DevOps stems from Agile Methodology and the DevOps Continuous Continuum forms DevOps Principles of Continuous Integration, Continuous Delivery, and Continuous Deployment. The automation tools are important prerequisites for organizations aiming for continuous deployment. These automation tools ensure that codes produced are in a continuous deployment state with minimal human intervention and aims to release small changes on a frequent basis. DevOps Unicorns such as Amazon release codes every 11.7 seconds and Netflix releases codes 1000 times per day on an average. The path to becoming DevOps ready is to aim for releasing production ready codes that go through automated testing and directly to the production server in the shortest possible time. Enterprise CTOs and CIOs should consider opting for DevOps-as-a-service if their DevOps efforts are not adding up to provide faster release cycle.
- Be tolerant to failures and mistakes with a collaborative culture
If your organization has set out to adopt DevOps, then it is essential that you get ready for the big culture shift. Prior to DevOps phenomenon, delayed delivery and bugs were a tacit expectation. However, adopting DevOps doesn’t equate with zero percent error. DevOps is a practice that cultivates the culture of learning from mistakes and evolving with it along with collaboration between concerned departments.
In order to emulate a true DevOps culture, organizations need to be open to scope for improvement and provide a margin for error. You might be automating using the right mix of tools and releasing production ready codes frequently, but you are still not DevOps ready and should consider DevOps Consulting if your Dev and Ops team have no free communication and are not open to identifying errors and fixing them. One of the foremost tenets of the DevOps culture is a collaboration between Dev, Ops, and testing team to figure out issues and fix them before they reach the production environment.
CIO action points
According to an IDC report, downtime costs for infrastructure failure can be as high as $100,000 an hour for a Fortune 1,000 company. The costs are even higher for mission critical applications. This should serve as an eye opener for enterprise CIOs and CTOs to consider adopting DevOps.

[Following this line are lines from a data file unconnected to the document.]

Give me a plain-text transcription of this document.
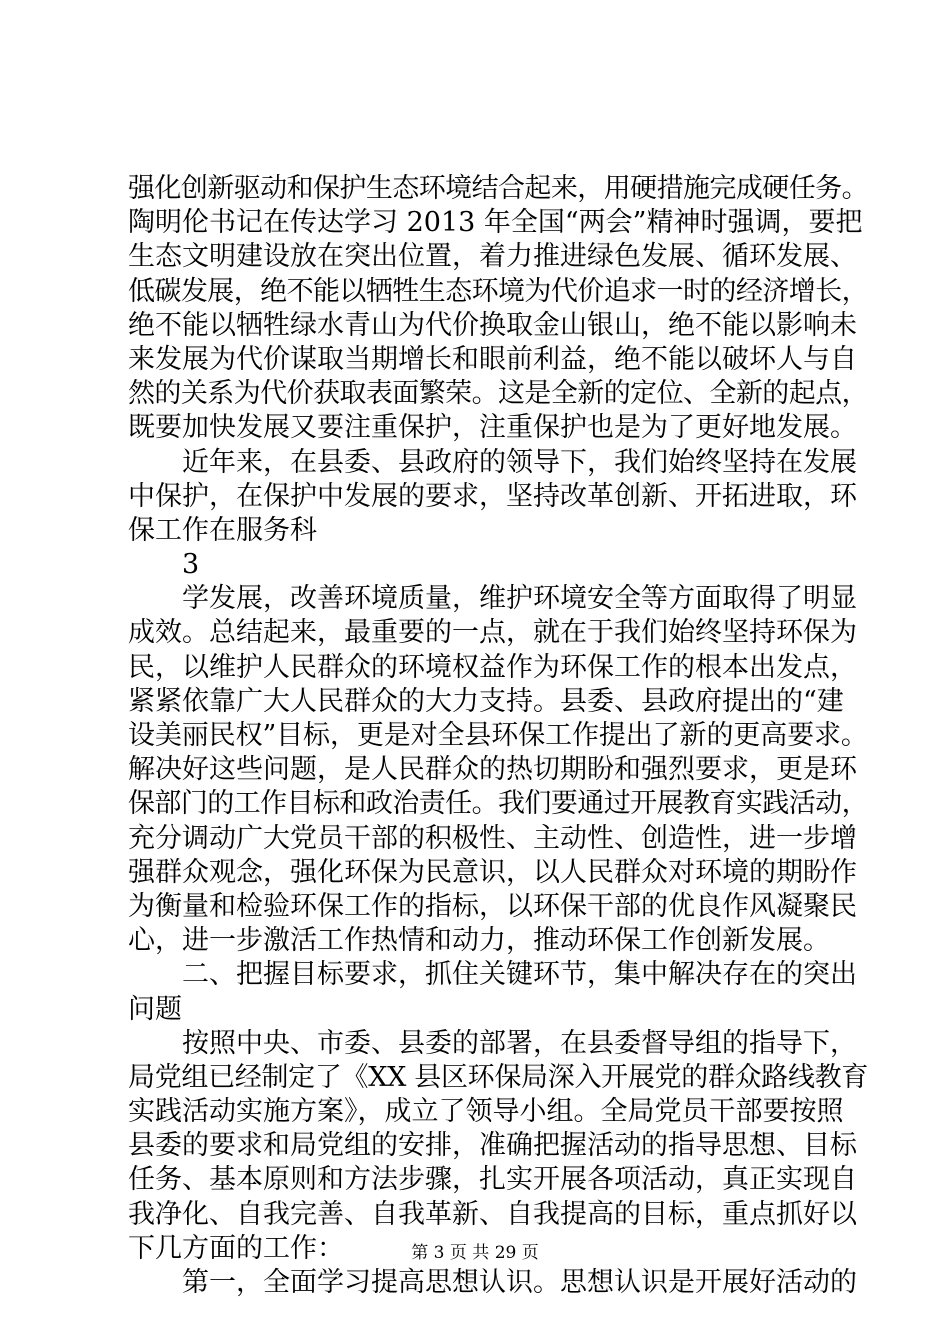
强化创新驱动和保护生态环境结合起来，用硬措施完成硬任务。
陶明伦书记在传达学习 2013 年全国“两会”精神时强调，要把
生态文明建设放在突出位置，着力推进绿色发展、循环发展、
低碳发展，绝不能以牺牲生态环境为代价追求一时的经济增长，
绝不能以牺牲绿水青山为代价换取金山银山，绝不能以影响未
来发展为代价谋取当期增长和眼前利益，绝不能以破坏人与自
然的关系为代价获取表面繁荣。这是全新的定位、全新的起点，
既要加快发展又要注重保护，注重保护也是为了更好地发展。
近年来，在县委、县政府的领导下，我们始终坚持在发展
中保护，在保护中发展的要求，坚持改革创新、开拓进取，环
保工作在服务科
3
学发展，改善环境质量，维护环境安全等方面取得了明显
成效。总结起来，最重要的一点，就在于我们始终坚持环保为
民，以维护人民群众的环境权益作为环保工作的根本出发点，
紧紧依靠广大人民群众的大力支持。县委、县政府提出的“建
设美丽民权”目标，更是对全县环保工作提出了新的更高要求。
解决好这些问题，是人民群众的热切期盼和强烈要求，更是环
保部门的工作目标和政治责任。我们要通过开展教育实践活动，
充分调动广大党员干部的积极性、主动性、创造性，进一步增
强群众观念，强化环保为民意识，以人民群众对环境的期盼作
为衡量和检验环保工作的指标，以环保干部的优良作风凝聚民
心，进一步激活工作热情和动力，推动环保工作创新发展。
二、把握目标要求，抓住关键环节，集中解决存在的突出
问题
按照中央、市委、县委的部署，在县委督导组的指导下，
局党组已经制定了《XX 县区环保局深入开展党的群众路线教育
实践活动实施方案》，成立了领导小组。全局党员干部要按照
县委的要求和局党组的安排，准确把握活动的指导思想、目标
任务、基本原则和方法步骤，扎实开展各项活动，真正实现自
我净化、自我完善、自我革新、自我提高的目标，重点抓好以
下几方面的工作：
第一，全面学习提高思想认识。思想认识是开展好活动的
第 3 页 共 29 页
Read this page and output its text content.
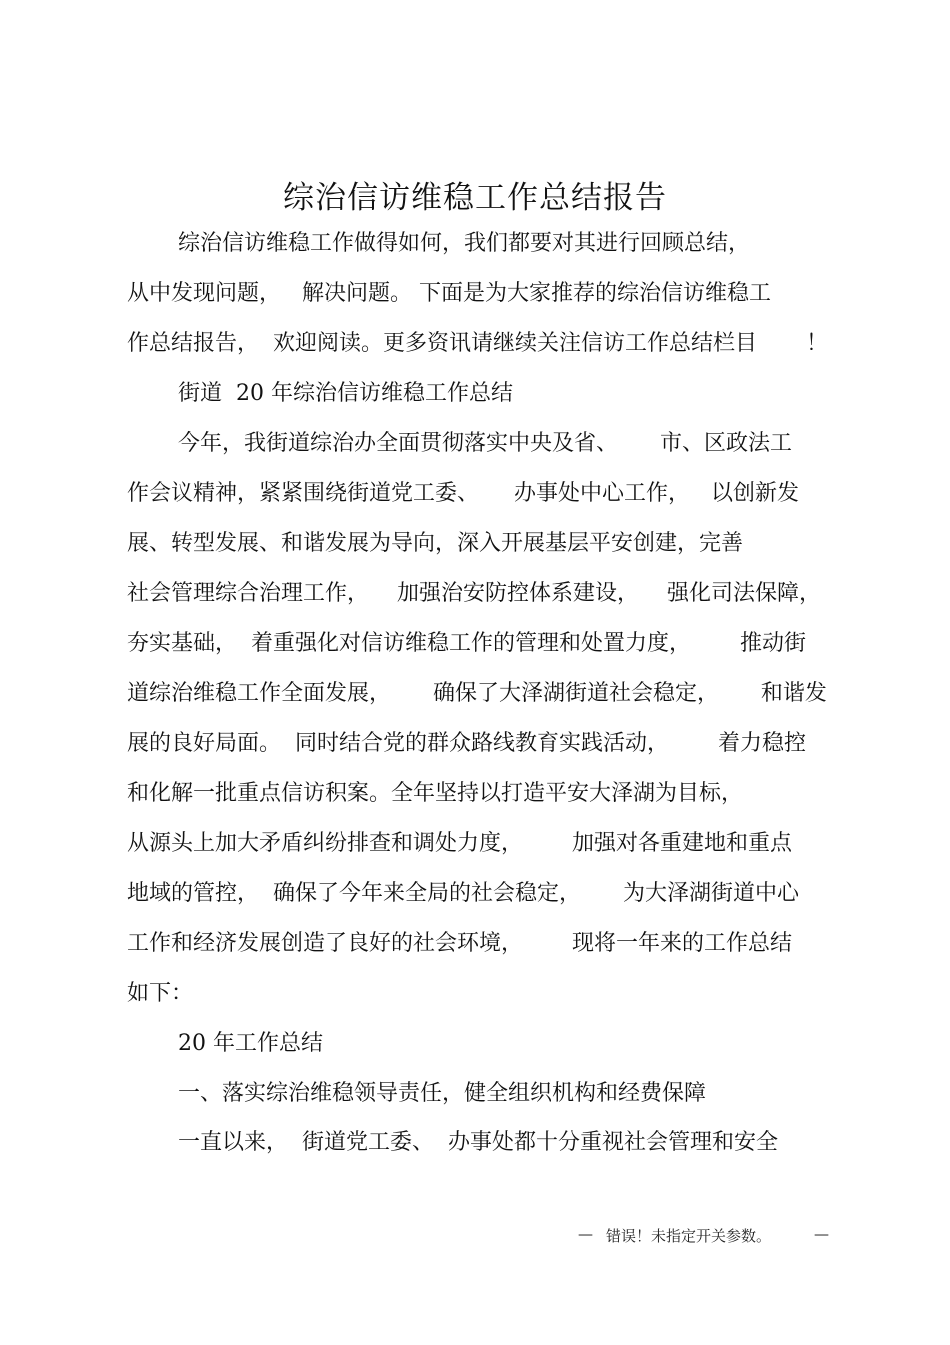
综治信访维稳工作总结报告
综治信访维稳工作做得如何，我们都要对其进行回顾总结，
从中发现问题，   解决问题。 下面是为大家推荐的综治信访维稳工
作总结报告，  欢迎阅读。更多资讯请继续关注信访工作总结栏目       ！
街道  20 年综治信访维稳工作总结
今年，我街道综治办全面贯彻落实中央及省、      市、区政法工
作会议精神，紧紧围绕街道党工委、     办事处中心工作，   以创新发
展、转型发展、和谐发展为导向，深入开展基层平安创建，完善
社会管理综合治理工作，    加强治安防控体系建设，    强化司法保障，
夯实基础，  着重强化对信访维稳工作的管理和处置力度，       推动街
道综治维稳工作全面发展，      确保了大泽湖街道社会稳定，      和谐发
展的良好局面。  同时结合党的群众路线教育实践活动，       着力稳控
和化解一批重点信访积案。全年坚持以打造平安大泽湖为目标，
从源头上加大矛盾纠纷排查和调处力度，       加强对各重建地和重点
地域的管控，  确保了今年来全局的社会稳定，      为大泽湖街道中心
工作和经济发展创造了良好的社会环境，       现将一年来的工作总结
如下：
20 年工作总结
一、落实综治维稳领导责任，健全组织机构和经费保障
一直以来，  街道党工委、  办事处都十分重视社会管理和安全
— 错误！未指定开关参数。	—
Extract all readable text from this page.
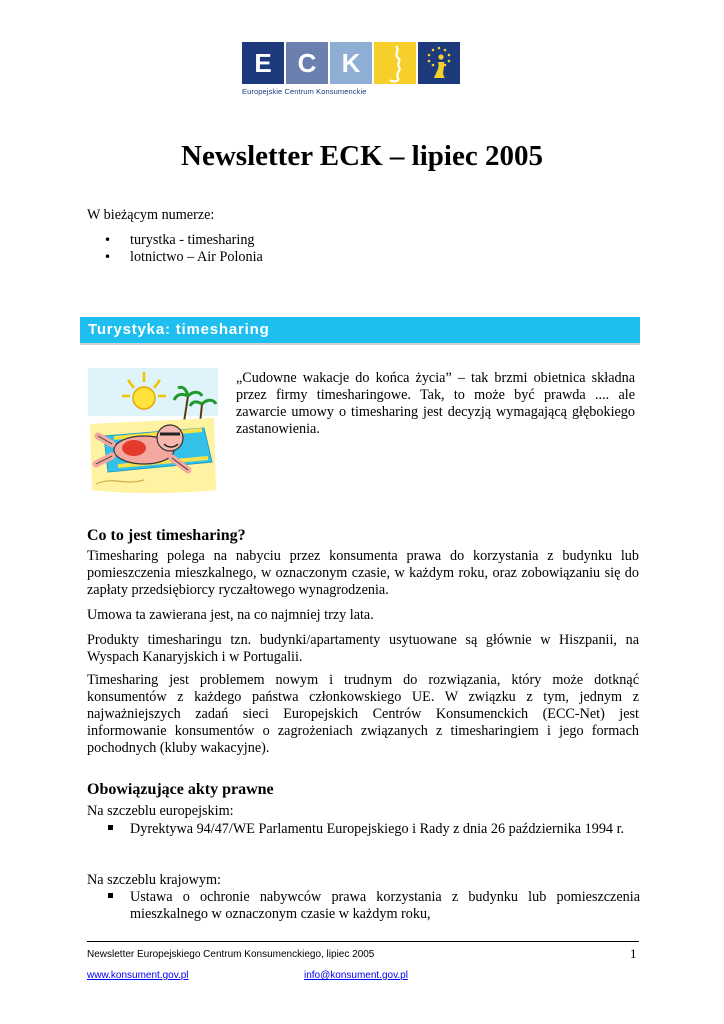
E C K
Europejskie Centrum Konsumenckie
Newsletter ECK – lipiec 2005
W bieżącym numerze:
• turystka - timesharing
• lotnictwo – Air Polonia
Turystyka: timesharing
„Cudowne wakacje do końca życia” – tak brzmi obietnica składna przez firmy timesharingowe. Tak, to może być prawda .... ale zawarcie umowy o timesharing jest decyzją wymagającą głębokiego zastanowienia.
Co to jest timesharing?
Timesharing polega na nabyciu przez konsumenta prawa do korzystania z budynku lub pomieszczenia mieszkalnego, w oznaczonym czasie, w każdym roku, oraz zobowiązaniu się do zapłaty przedsiębiorcy ryczałtowego wynagrodzenia.
Umowa ta zawierana jest, na co najmniej trzy lata.
Produkty timesharingu tzn. budynki/apartamenty usytuowane są głównie w Hiszpanii, na Wyspach Kanaryjskich i w Portugalii.
Timesharing jest problemem nowym i trudnym do rozwiązania, który może dotknąć konsumentów z każdego państwa członkowskiego UE. W związku z tym, jednym z najważniejszych zadań sieci Europejskich Centrów Konsumenckich (ECC-Net) jest informowanie konsumentów o zagrożeniach związanych z timesharingiem i jego formach pochodnych (kluby wakacyjne).
Obowiązujące akty prawne
Na szczeblu europejskim:
Dyrektywa 94/47/WE Parlamentu Europejskiego i Rady z dnia 26 października 1994 r.
Na szczeblu krajowym:
Ustawa o ochronie nabywców prawa korzystania z budynku lub pomieszczenia mieszkalnego w oznaczonym czasie w każdym roku,
Newsletter Europejskiego Centrum Konsumenckiego, lipiec 2005	1
www.konsument.gov.pl	info@konsument.gov.pl
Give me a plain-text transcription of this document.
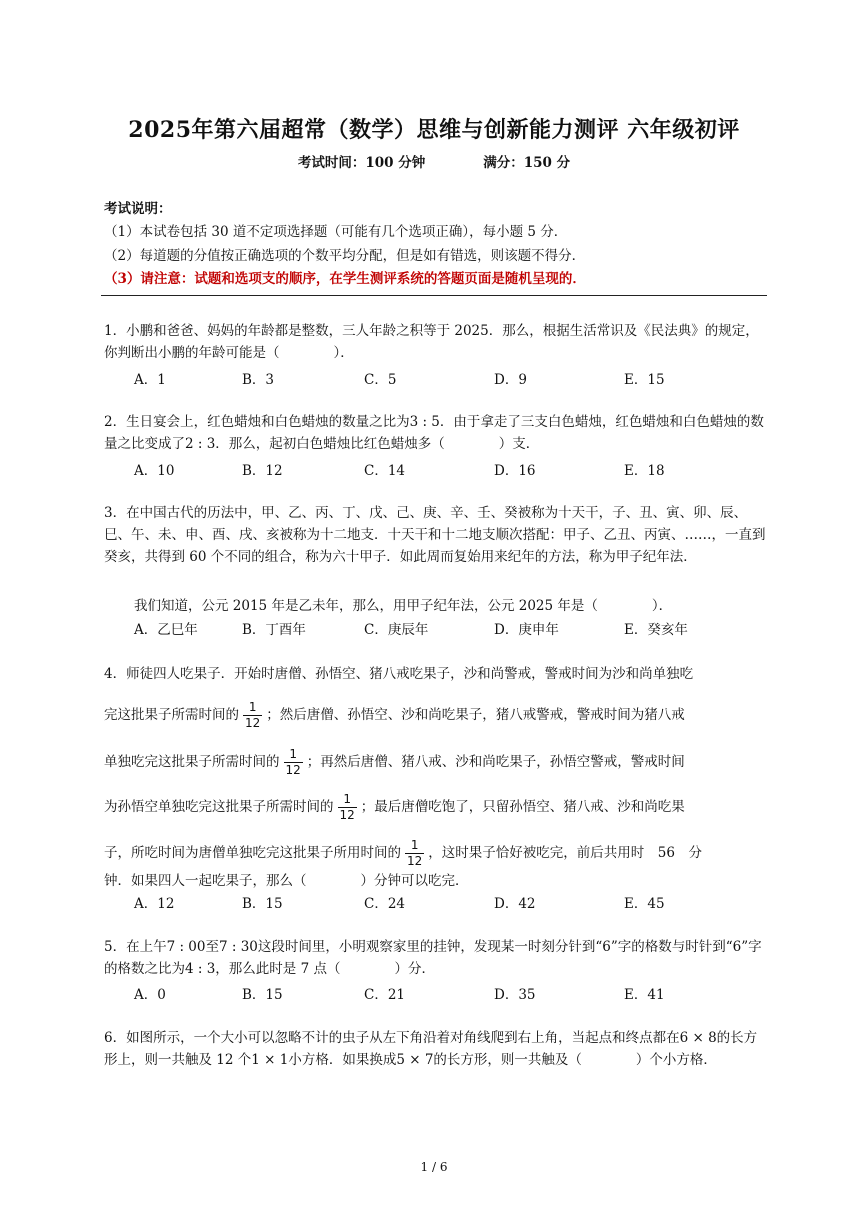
2025年第六届超常（数学）思维与创新能力测评 六年级初评
考试时间：100 分钟	满分：150 分
考试说明：
（1）本试卷包括 30 道不定项选择题（可能有几个选项正确），每小题 5 分．
（2）每道题的分值按正确选项的个数平均分配，但是如有错选，则该题不得分．
（3）请注意：试题和选项支的顺序，在学生测评系统的答题页面是随机呈现的．
1．小鹏和爸爸、妈妈的年龄都是整数，三人年龄之积等于 2025．那么，根据生活常识及《民法典》的规定，你判断出小鹏的年龄可能是（　　　　）．
A．1	B．3	C．5	D．9	E．15
2．生日宴会上，红色蜡烛和白色蜡烛的数量之比为3 : 5．由于拿走了三支白色蜡烛，红色蜡烛和白色蜡烛的数量之比变成了2 : 3．那么，起初白色蜡烛比红色蜡烛多（　　　　）支．
A．10	B．12	C．14	D．16	E．18
3．在中国古代的历法中，甲、乙、丙、丁、戊、己、庚、辛、壬、癸被称为十天干，子、丑、寅、卯、辰、巳、午、未、申、酉、戌、亥被称为十二地支．十天干和十二地支顺次搭配：甲子、乙丑、丙寅、……，一直到癸亥，共得到 60 个不同的组合，称为六十甲子．如此周而复始用来纪年的方法，称为甲子纪年法．
我们知道，公元 2015 年是乙未年，那么，用甲子纪年法，公元 2025 年是（　　　　）．
A．乙巳年	B．丁酉年	C．庚辰年	D．庚申年	E．癸亥年
4．师徒四人吃果子．开始时唐僧、孙悟空、猪八戒吃果子，沙和尚警戒，警戒时间为沙和尚单独吃
完这批果子所需时间的 $\frac{1}{12}$ ；然后唐僧、孙悟空、沙和尚吃果子，猪八戒警戒，警戒时间为猪八戒
单独吃完这批果子所需时间的 $\frac{1}{12}$ ；再然后唐僧、猪八戒、沙和尚吃果子，孙悟空警戒，警戒时间
为孙悟空单独吃完这批果子所需时间的 $\frac{1}{12}$ ；最后唐僧吃饱了，只留孙悟空、猪八戒、沙和尚吃果
子，所吃时间为唐僧单独吃完这批果子所用时间的 $\frac{1}{12}$ ，这时果子恰好被吃完，前后共用时　56　分
钟．如果四人一起吃果子，那么（　　　　）分钟可以吃完．
A．12	B．15	C．24	D．42	E．45
5．在上午7 : 00至7 : 30这段时间里，小明观察家里的挂钟，发现某一时刻分针到“6”字的格数与时针到“6”字的格数之比为4 : 3，那么此时是 7 点（　　　　）分．
A．0	B．15	C．21	D．35	E．41
6．如图所示，一个大小可以忽略不计的虫子从左下角沿着对角线爬到右上角，当起点和终点都在6 × 8的长方形上，则一共触及 12 个1 × 1小方格．如果换成5 × 7的长方形，则一共触及（　　　　）个小方格．
1 / 6
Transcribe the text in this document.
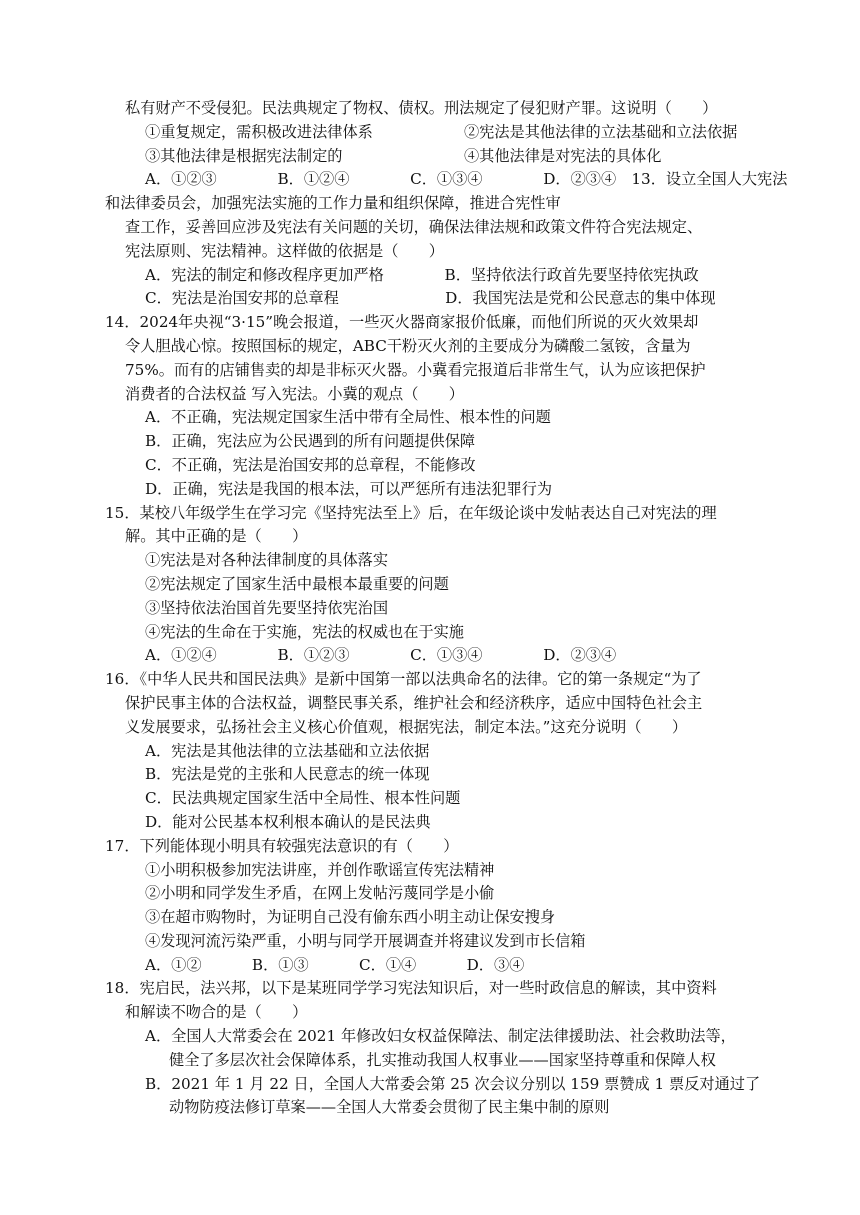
私有财产不受侵犯。民法典规定了物权、债权。刑法规定了侵犯财产罪。这说明（　　）
①重复规定，需积极改进法律体系　　　　　　②宪法是其他法律的立法基础和立法依据
③其他法律是根据宪法制定的　　　　　　　　④其他法律是对宪法的具体化
A．①②③　　　　B．①②④　　　　C．①③④　　　　D．②③④　13．设立全国人大宪法
和法律委员会，加强宪法实施的工作力量和组织保障，推进合宪性审
查工作，妥善回应涉及宪法有关问题的关切，确保法律法规和政策文件符合宪法规定、
宪法原则、宪法精神。这样做的依据是（　　）
A．宪法的制定和修改程序更加严格　　　　B．坚持依法行政首先要坚持依宪执政
C．宪法是治国安邦的总章程　　　　　　　D．我国宪法是党和公民意志的集中体现
14．2024年央视“3·15”晚会报道，一些灭火器商家报价低廉，而他们所说的灭火效果却
令人胆战心惊。按照国标的规定，ABC干粉灭火剂的主要成分为磷酸二氢铵，含量为
75%。而有的店铺售卖的却是非标灭火器。小冀看完报道后非常生气，认为应该把保护
消费者的合法权益 写入宪法。小冀的观点（　　）
A．不正确，宪法规定国家生活中带有全局性、根本性的问题
B．正确，宪法应为公民遇到的所有问题提供保障
C．不正确，宪法是治国安邦的总章程，不能修改
D．正确，宪法是我国的根本法，可以严惩所有违法犯罪行为
15．某校八年级学生在学习完《坚持宪法至上》后，在年级论谈中发帖表达自己对宪法的理
解。其中正确的是（　　）
①宪法是对各种法律制度的具体落实
②宪法规定了国家生活中最根本最重要的问题
③坚持依法治国首先要坚持依宪治国
④宪法的生命在于实施，宪法的权威也在于实施
A．①②④　　　　B．①②③　　　　C．①③④　　　　D．②③④
16．《中华人民共和国民法典》是新中国第一部以法典命名的法律。它的第一条规定“为了
保护民事主体的合法权益，调整民事关系，维护社会和经济秩序，适应中国特色社会主
义发展要求，弘扬社会主义核心价值观，根据宪法，制定本法。”这充分说明（　　）
A．宪法是其他法律的立法基础和立法依据
B．宪法是党的主张和人民意志的统一体现
C．民法典规定国家生活中全局性、根本性问题
D．能对公民基本权利根本确认的是民法典
17．下列能体现小明具有较强宪法意识的有（　　）
①小明积极参加宪法讲座，并创作歌谣宣传宪法精神
②小明和同学发生矛盾，在网上发帖污蔑同学是小偷
③在超市购物时，为证明自己没有偷东西小明主动让保安搜身
④发现河流污染严重，小明与同学开展调查并将建议发到市长信箱
A．①②　　　 B．①③　　　 C．①④　　　 D．③④
18．宪启民，法兴邦，以下是某班同学学习宪法知识后，对一些时政信息的解读，其中资料
和解读不吻合的是（　　）
A．全国人大常委会在 2021 年修改妇女权益保障法、制定法律援助法、社会救助法等，
健全了多层次社会保障体系，扎实推动我国人权事业——国家坚持尊重和保障人权
B．2021 年 1 月 22 日，全国人大常委会第 25 次会议分别以 159 票赞成 1 票反对通过了
动物防疫法修订草案——全国人大常委会贯彻了民主集中制的原则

As per 2016 State of the DevOps Report, DevOps Companies are deploying applications 200X faster and also enjoy 24X faster recovery from failure. However, the journey towards DevOps is far from an overnight transition.
Specifically for large organizations, they need to slowly make a transition -supporting legacy systems while moving to microservices, traditional application release as well as Continuous delivery pipelines, on premise as well as on-cloud infrastructure. The journey towards becoming a DevOps Unicorn is not an easy one, but certainly doable.